Des experts africains du cajou en formation au Ghana

Des experts africains du cajou en formation au Ghana

Rita Weidinger : “La formation et la technologie, les clefs pour développer la filière cajou”

[Mise à jour] Pour Rita Weidinger, directrice exécutive de ComCashew, il faut faire preuve de pragmatisme et démarrer par la  base : le marché. Le prix de la noix de cajou commence à atteindre son maximum au regard du consommateur, raison de plus pour que la Côte d’Ivoire mette les bouchées doubles pour accroître son taux de transformation. Mais pour s’industrialiser, il faut des technologies adaptées et de qualité ; il faut aussi former.

ComCashew est un des projets majeurs de développement de la filière cajou en Afrique, fruit d’un partenariat public-privé mené par la coopération allemande (GIZ), aux côtés de nombreux autres bailleurs, avec des résultats plus ou moins probants.

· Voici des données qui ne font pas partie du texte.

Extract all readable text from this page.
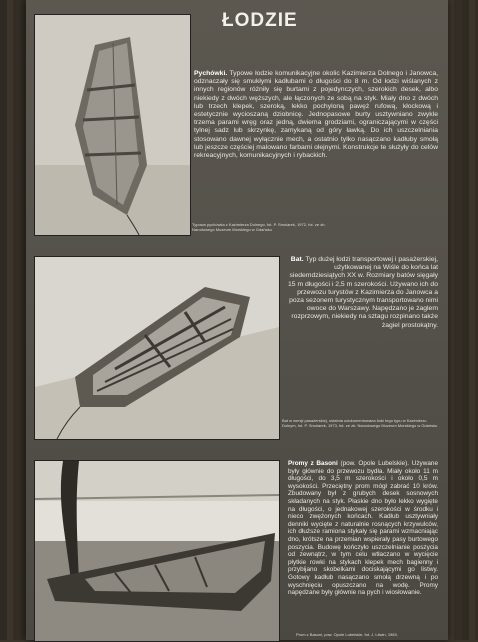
ŁODZIE
Typowa pychówka z Kazimierza Dolnego, fot. P. Smolarek, 1972, fot. ze zb. Narodowego Muzeum Morskiego w Gdańsku
Pychówki. Typowe łodzie komunikacyjne okolic Kazimierza Dolnego i Janowca, odznaczały się smukłymi kadłubami o długości do 8 m. Od łodzi wiślanych z innych regionów różniły się burtami z pojedynczych, szerokich desek, albo niekiedy z dwóch węższych, ale łączonych ze sobą na styk. Miały dno z dwóch lub trzech klepek, szeroką, lekko pochyloną pawęż rufową, kłockową i estetycznie wycioszaną dziobnicę. Jednopasowe burty usztywniano zwykle trzema parami wręg oraz jedną, dwiema grodziami, ograniczającymi w części tylnej sadz lub skrzynkę, zamykaną od góry ławką. Do ich uszczelniania stosowano dawnej wyłącznie mech, a ostatnio tylko nasączano kadłuby smołą lub jeszcze częściej malowano farbami olejnymi. Konstrukcje te służyły do celów rekreacyjnych, komunikacyjnych i rybackich.
Bat w wersji pasażerskiej, ostatnia udokumentowana łódź tego typu w Kazimierzu Dolnym, fot. P. Smolarek, 1973, fot. ze zb. Narodowego Muzeum Morskiego w Gdańsku
Bat. Typ dużej łodzi transportowej i pasażerskiej, użytkowanej na Wiśle do końca lat siedemdziesiątych XX w. Rozmiary batów sięgały 15 m długości i 2,5 m szerokości. Używano ich do przewozu turystów z Kazimierza do Janowca a poza sezonem turystycznym transportowano nimi owoce do Warszawy. Napędzano je żaglem rozprzowym, niekiedy na sztagu rozpinano także żagiel prostokątny.
Prom z Basoni, pow. Opole Lubelskie, fot. J. Litwin, 1983.
Promy z Basoni (pow. Opole Lubelskie). Używane były głównie do przewozu bydła. Miały około 11 m długości, do 3,5 m szerokości i około 0,5 m wysokości. Przeciętny prom mógł zabrać 10 krów. Zbudowany był z grubych desek sosnowych składanych na styk. Płaskie dno było lekko wygięte na długości, o jednakowej szerokości w środku i nieco zwężonych końcach. Kadłub usztywniały denniki wycięte z naturalnie rosnących krzywulców, ich dłuższe ramiona stykały się parami wzmacniając dno, krótsze na przemian wspierały pasy burtowego poszycia. Budowę kończyło uszczelnianie poszycia od zewnątrz, w tym celu wtłaczano w wycięcie płytkie rowki na stykach klepek mech bagienny i przybijano skobelkami dociskającymi go listwy. Gotowy kadłub nasączano smołą drzewną i po wyschnięciu opuszczano na wodę. Promy napędzane były głównie na pych i wiosłowanie.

Eclairage de la spécialiste, Rita Weidinger, en exclusivité pour CommodAfrica au SIETTA 2017 à Abidjan.

 

Pourquoi l’Allemagne s’intéresse-t-elle à la noix de cajou?

L’Allemagne est dans le développement rural depuis plus de 30 ans, notamment sur la filière noix de cajou au Sénégal et en Tanzanie car c’était un nouveau produit. Je crois que c’est le côté innovant et le potentiel de revenu pour la population rurale qui  a amené l’Allemagne à s’y intéresser autant.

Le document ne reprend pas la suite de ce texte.